Furthermore, each graph has a certain degree of customization of the data field that you wish to see, allowing you to pinpoint the areas of interest to you when the output of data gets confusing.
Garmin Fenix 2 Review – Battery Life
The Garmin Fenix 2’s battery life really depends on the power mode you select for it as well as the activity you undergo when using it. For example, activities that make extensive use of the GPS which updates your data every second and thus making for the most accurate set of readings, the battery will drain a lot faster than when the Fenix only uses the accelerometer for example. Factors such as losing GPS signal which forces the watch to try and regain it also end up draining the battery faster than usual.
So at high performance settings, you will most likely get somewhere between 15 to 16 hours of uptime with a full charge. On power saving mode – which consists of GPS updates at one minute intervals – you can get as much as 55 hours of uptime with a full charge. For anyone concerned, there is a portable battery pack that Garmin offers throughout their product selection that you can take with you.
Garmin Fenix Review – Final Conclusions
The Garmin Fenix 2 sports watch is overall a device that feels extremely capable, storing a high level of versatility in it. It is not the type of device most people will look forward to because it’s more so inclined towards intense fitness activity. The watch is ideal for users such as professional athletes or individuals who heavily invest in fitness, and not so much for occasional sport practices. Don’t get me wrong, you can very well use it for that as well, but it would be a waste of money for you considering that the Fenix 2 doesn’t come in cheap.

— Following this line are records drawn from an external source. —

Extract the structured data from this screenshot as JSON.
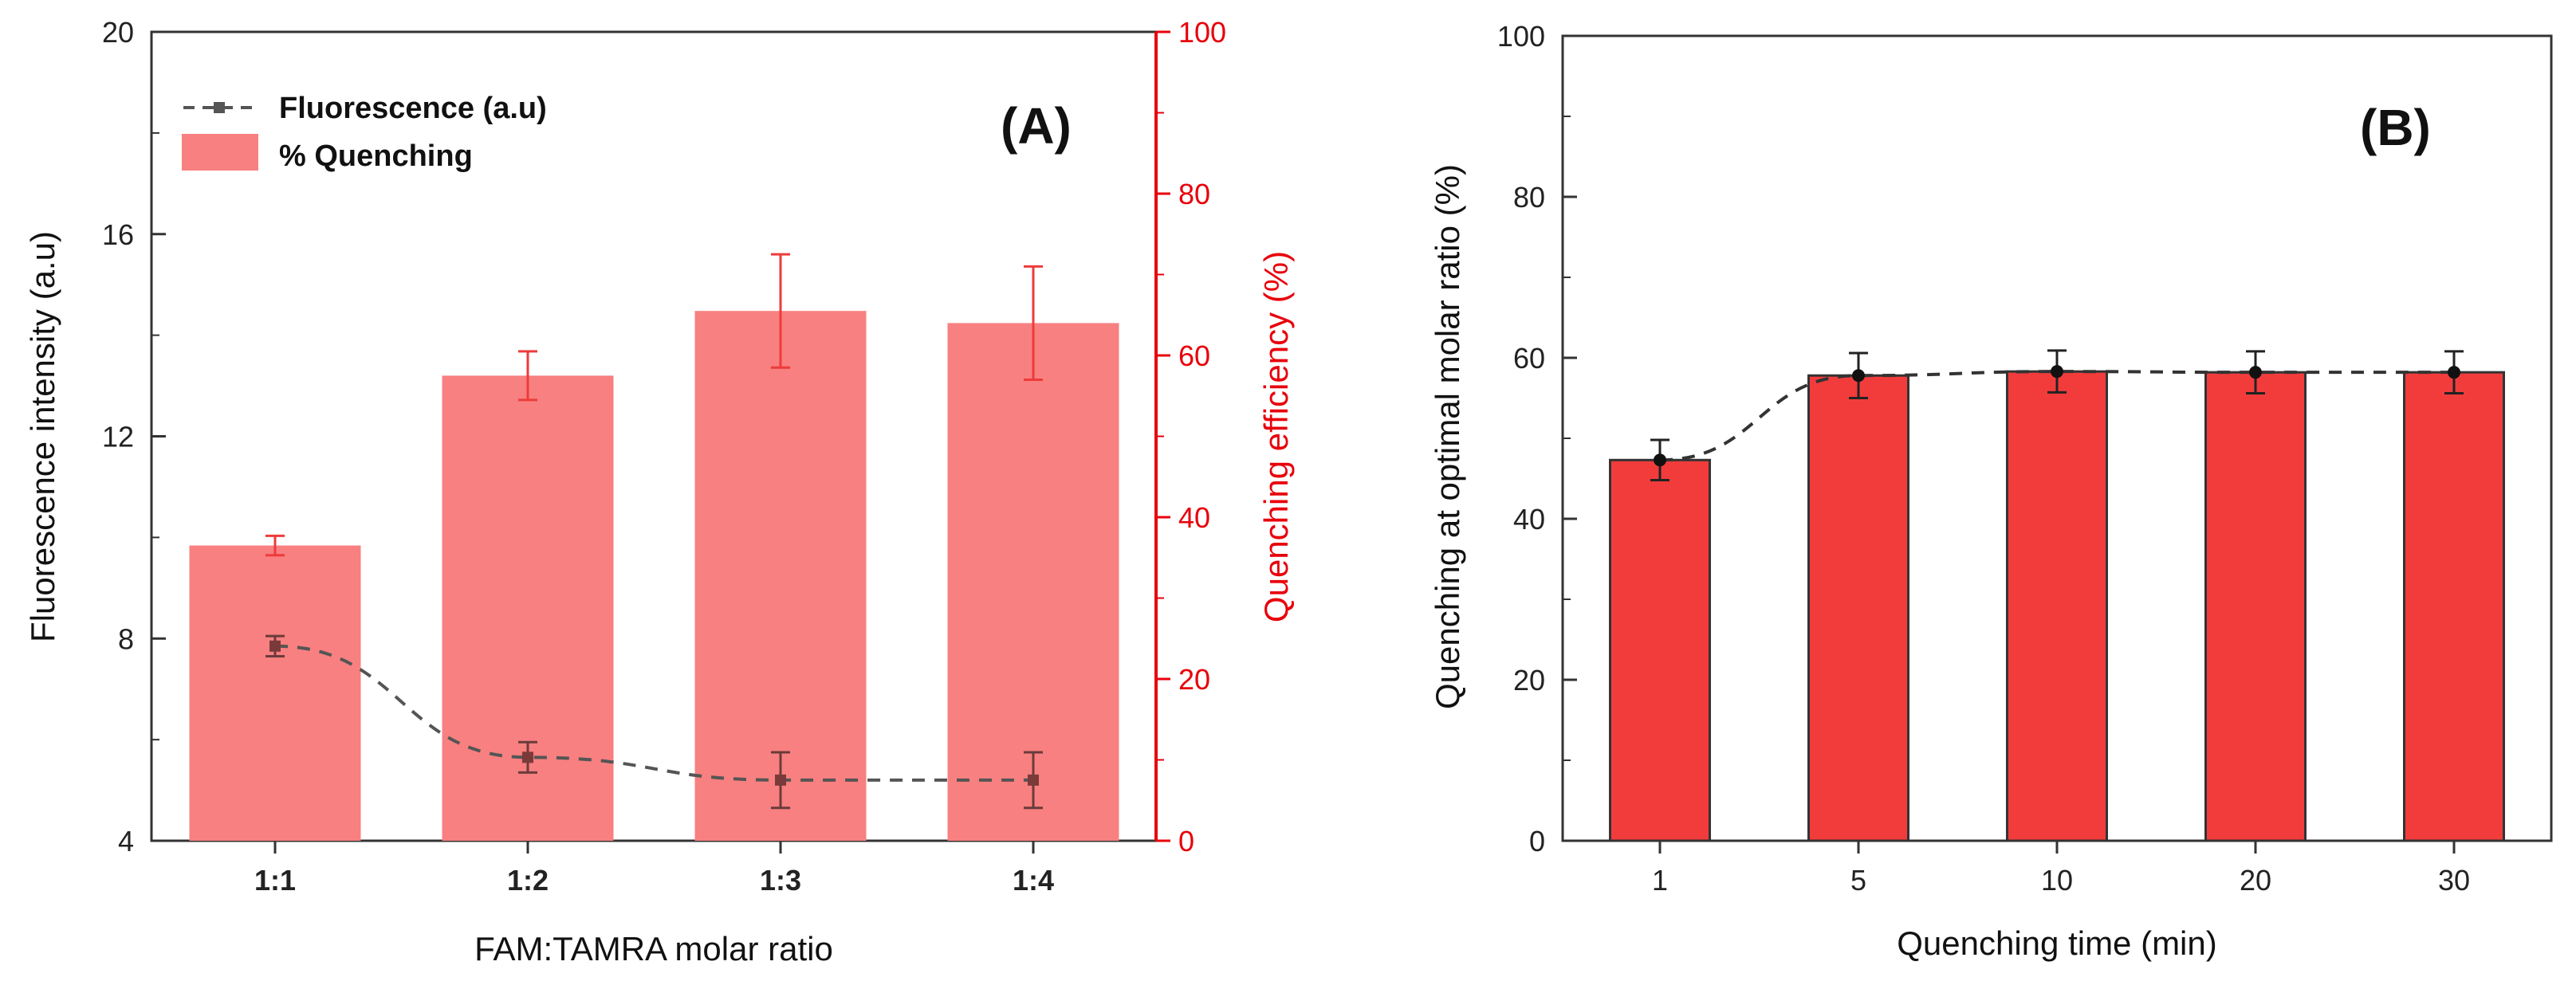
{
  "chart_data": [
    {
      "type": "bar",
      "panel_label": "(A)",
      "categories": [
        "1:1",
        "1:2",
        "1:3",
        "1:4"
      ],
      "xlabel": "FAM:TAMRA molar ratio",
      "ylabel": "Fluorescence intensity (a.u)",
      "ylim": [
        4,
        20
      ],
      "y_ticks": [
        "4",
        "8",
        "12",
        "16",
        "20"
      ],
      "y2label": "Quenching efficiency (%)",
      "y2lim": [
        0,
        100
      ],
      "y2_ticks": [
        "0",
        "20",
        "40",
        "60",
        "80",
        "100"
      ],
      "series": [
        {
          "name": "% Quenching",
          "kind": "bar",
          "axis": "right",
          "values": [
            36.5,
            57.5,
            65.5,
            64
          ],
          "errors": [
            1.2,
            3,
            7,
            7
          ]
        },
        {
          "name": "Fluorescence (a.u)",
          "kind": "line",
          "axis": "left",
          "values": [
            7.85,
            5.65,
            5.2,
            5.2
          ],
          "errors": [
            0.2,
            0.3,
            0.55,
            0.55
          ]
        }
      ],
      "legend": [
        "Fluorescence (a.u)",
        "% Quenching"
      ],
      "legend_position": "top-left",
      "colors": {
        "bar": "#f88080",
        "bar_error": "#ee3b3b",
        "line": "#555555",
        "right_axis": "#e8000b",
        "axis": "#333333"
      }
    },
    {
      "type": "bar",
      "panel_label": "(B)",
      "categories": [
        "1",
        "5",
        "10",
        "20",
        "30"
      ],
      "xlabel": "Quenching time (min)",
      "ylabel": "Quenching at optimal molar ratio (%)",
      "ylim": [
        0,
        100
      ],
      "y_ticks": [
        "0",
        "20",
        "40",
        "60",
        "80",
        "100"
      ],
      "series": [
        {
          "name": "Quenching",
          "kind": "bar+line",
          "values": [
            47.3,
            57.8,
            58.3,
            58.2,
            58.2
          ],
          "errors": [
            2.5,
            2.8,
            2.6,
            2.6,
            2.6
          ]
        }
      ],
      "colors": {
        "bar": "#f23c3c",
        "bar_edge": "#333333",
        "line": "#333333",
        "axis": "#333333"
      }
    }
  ]
}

The watch itself comes with a particularly sturdy build, made for all intents and purposes, making it able to withstand a number of conditions for a wide array of activities. The high number of sensors make for an amazingly long list of sports and activities, allowing you to record very ample sets of details regarding each. The only real downside to the watch is the relatively confusing at first dashboard of the Garmin Connect website. It’s a lot to take in and even more to get used to until you can truly make use of the application properly.
You can purchase the Garmin Fenix 2 for $399.99 for the basic version and $449.99 for the Performer Bundle which includes the HRM-RunTM heart rate monitor. Any additional accessories for the watch such as mounts, cables, adapters, batteries etc. can be found on the Garmin website.